Viverrid Newcomers

The viverrids of the subfamily Paradoxurinae are the first group of carnivorans to reach Australia since the felids and canids made their appearance 6 million years ago, and among the first of a new wave of colonists that are about to pour in from Asia over the next 10 million years. Only arriving in the last million years or so, viverrids were the only carnivorans found on Sulawesi, and spread onto the Australian mainland when it collided with their island home.

All of Australia's Viverridae are descended from the Sulawesi Palm Civet, an little-known endemic species that declined in the Holocene because of habitat destruction but made a comeback once man disappeared and its habitat regenerated. Three species occur in Australia today (including the Sulawesi peninsula) - all remain similar to their ancestor and are currently restricted to the northern rainforests, but they are beginning to show the first signs of success.

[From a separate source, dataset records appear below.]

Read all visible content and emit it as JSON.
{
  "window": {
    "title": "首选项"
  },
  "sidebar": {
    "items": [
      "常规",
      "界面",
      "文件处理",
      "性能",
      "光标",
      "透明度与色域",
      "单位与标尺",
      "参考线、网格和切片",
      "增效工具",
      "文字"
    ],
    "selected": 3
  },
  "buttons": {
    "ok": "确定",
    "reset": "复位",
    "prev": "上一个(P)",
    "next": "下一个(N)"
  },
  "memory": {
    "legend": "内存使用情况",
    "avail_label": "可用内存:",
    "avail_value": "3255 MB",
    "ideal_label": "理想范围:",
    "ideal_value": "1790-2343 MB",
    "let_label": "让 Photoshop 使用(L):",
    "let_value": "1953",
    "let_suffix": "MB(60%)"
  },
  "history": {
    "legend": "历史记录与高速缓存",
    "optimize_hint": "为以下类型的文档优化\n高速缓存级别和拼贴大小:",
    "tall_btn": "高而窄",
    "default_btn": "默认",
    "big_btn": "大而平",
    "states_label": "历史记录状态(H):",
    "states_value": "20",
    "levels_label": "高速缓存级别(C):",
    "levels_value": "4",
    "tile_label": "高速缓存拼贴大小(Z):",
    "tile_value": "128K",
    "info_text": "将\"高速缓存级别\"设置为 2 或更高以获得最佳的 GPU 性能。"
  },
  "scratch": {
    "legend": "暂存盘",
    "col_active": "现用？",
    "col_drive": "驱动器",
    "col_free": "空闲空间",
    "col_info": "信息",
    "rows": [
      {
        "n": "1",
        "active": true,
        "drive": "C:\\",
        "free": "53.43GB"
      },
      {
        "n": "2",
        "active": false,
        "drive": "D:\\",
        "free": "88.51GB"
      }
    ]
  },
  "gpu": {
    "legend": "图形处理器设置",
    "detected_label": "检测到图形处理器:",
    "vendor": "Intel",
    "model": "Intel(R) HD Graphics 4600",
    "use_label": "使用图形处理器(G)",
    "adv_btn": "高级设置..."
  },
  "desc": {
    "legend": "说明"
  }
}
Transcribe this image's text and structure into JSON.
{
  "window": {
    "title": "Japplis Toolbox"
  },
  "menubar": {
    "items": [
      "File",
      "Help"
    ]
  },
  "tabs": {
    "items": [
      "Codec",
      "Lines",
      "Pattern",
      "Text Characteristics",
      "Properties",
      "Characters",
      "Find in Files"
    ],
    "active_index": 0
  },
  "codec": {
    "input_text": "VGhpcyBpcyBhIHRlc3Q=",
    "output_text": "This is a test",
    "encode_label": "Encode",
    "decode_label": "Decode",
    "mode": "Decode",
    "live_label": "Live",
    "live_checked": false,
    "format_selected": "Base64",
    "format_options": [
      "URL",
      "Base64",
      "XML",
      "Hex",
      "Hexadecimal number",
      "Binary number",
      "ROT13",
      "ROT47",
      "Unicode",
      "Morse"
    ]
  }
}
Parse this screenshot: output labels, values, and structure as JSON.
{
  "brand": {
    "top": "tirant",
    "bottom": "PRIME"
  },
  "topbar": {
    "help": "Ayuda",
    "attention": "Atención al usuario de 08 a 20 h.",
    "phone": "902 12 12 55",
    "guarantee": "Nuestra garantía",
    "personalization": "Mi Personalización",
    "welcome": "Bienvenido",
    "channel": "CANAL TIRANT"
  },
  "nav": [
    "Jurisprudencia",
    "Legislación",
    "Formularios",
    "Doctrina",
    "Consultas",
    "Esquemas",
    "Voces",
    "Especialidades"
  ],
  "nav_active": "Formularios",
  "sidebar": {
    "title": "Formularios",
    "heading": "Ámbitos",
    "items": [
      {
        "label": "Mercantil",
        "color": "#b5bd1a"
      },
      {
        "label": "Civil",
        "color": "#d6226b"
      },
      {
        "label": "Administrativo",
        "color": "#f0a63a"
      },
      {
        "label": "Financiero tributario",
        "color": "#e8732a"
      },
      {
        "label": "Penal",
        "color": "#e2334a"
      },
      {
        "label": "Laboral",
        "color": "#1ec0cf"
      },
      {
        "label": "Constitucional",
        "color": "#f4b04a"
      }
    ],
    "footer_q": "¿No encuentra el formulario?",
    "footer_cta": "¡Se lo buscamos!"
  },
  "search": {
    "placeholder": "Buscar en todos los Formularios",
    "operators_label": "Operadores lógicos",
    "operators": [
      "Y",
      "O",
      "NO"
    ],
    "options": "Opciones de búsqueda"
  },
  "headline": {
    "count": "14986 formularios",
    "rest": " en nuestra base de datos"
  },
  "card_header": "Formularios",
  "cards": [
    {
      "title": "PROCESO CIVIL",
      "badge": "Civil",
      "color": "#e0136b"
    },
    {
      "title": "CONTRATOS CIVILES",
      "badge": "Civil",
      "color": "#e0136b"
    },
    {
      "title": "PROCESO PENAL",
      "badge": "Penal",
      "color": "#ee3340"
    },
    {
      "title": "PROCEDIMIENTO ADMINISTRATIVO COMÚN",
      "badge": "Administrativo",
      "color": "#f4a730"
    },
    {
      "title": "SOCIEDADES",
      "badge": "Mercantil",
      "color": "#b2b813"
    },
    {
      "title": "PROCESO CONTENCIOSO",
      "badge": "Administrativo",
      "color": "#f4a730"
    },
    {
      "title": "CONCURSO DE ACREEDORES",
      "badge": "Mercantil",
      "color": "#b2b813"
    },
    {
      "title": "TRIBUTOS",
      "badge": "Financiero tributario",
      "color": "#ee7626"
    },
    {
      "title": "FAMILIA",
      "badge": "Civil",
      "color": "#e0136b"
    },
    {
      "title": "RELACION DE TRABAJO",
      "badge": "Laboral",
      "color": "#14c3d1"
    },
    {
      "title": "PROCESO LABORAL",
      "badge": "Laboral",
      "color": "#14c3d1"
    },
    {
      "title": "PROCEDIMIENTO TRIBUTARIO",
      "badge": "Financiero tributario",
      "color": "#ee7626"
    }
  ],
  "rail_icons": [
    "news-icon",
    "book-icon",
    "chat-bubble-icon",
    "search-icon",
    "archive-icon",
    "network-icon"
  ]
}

Two of Australia's civet species are still only found in Sulawesi. The Sulawesi Brown Civet (Macrogalidia glaucas) and Sulawesi Striped Civet (M. apatelas) both diverged before the island collided with Australia, and still roam the forests of their forebears. Sulawesi offers a much more familiar ecosystem for viverrids than the rest of the continent - it remains separated from New Guinea by thousands of kilometres of water, savannah and floodplains, and so its rainforests retain a largely distinct Asian ecology, excluding the odd Australian pioneer. Therefore this is a less challenging environment for the viverrids, and remains their stronghold. The brown and striped civet have practically identical food preferences and behaviour - they both sleep high in tree hollows, come out at night, spend time both in the trees and on the ground, and feed on arthropods, small vertebrates, fruit and grass. To avoid competition with each other the two species live in different parts of the forest, with the brown civet inhabiting the highlands above 1000m while the striped civet stalks through the lowlands. They rarely coexist in the same patch of forest.

The third species of Australian viverrid has left the home cradle of Sulawesi and headed out into the unknown. The Papuan Striped Civet (M. papuensis, species illustrated) is descended from a population of Sulawesi Striped Civets that, remarkably, managed to make their way across the Arafura Floodplain all the way to New Guinea - relict populations may still be found in the small patches of rainforest that are scattered across the open floodplains. It has adapted quite successfully to New Guinea's distinct rainforest ecosystem and can now be found across the region, free from the competition of other species of civet. Instead, it is faced with potential competition from cats and quolls, which it largely avoids because of their more varied, omnivorous diet, rather than being mostly carnivorous. It has been so successful that it has recently spread south from New Guinea and to the rainforests of the Atherton Tablelands, and has begun to invade wet eucalypt forest as well. Viverrids may have only been here for around a million years, but the Papuan Striped Civet proves that the family has the potential to become one of Australia's most successful groups of predatory mammals.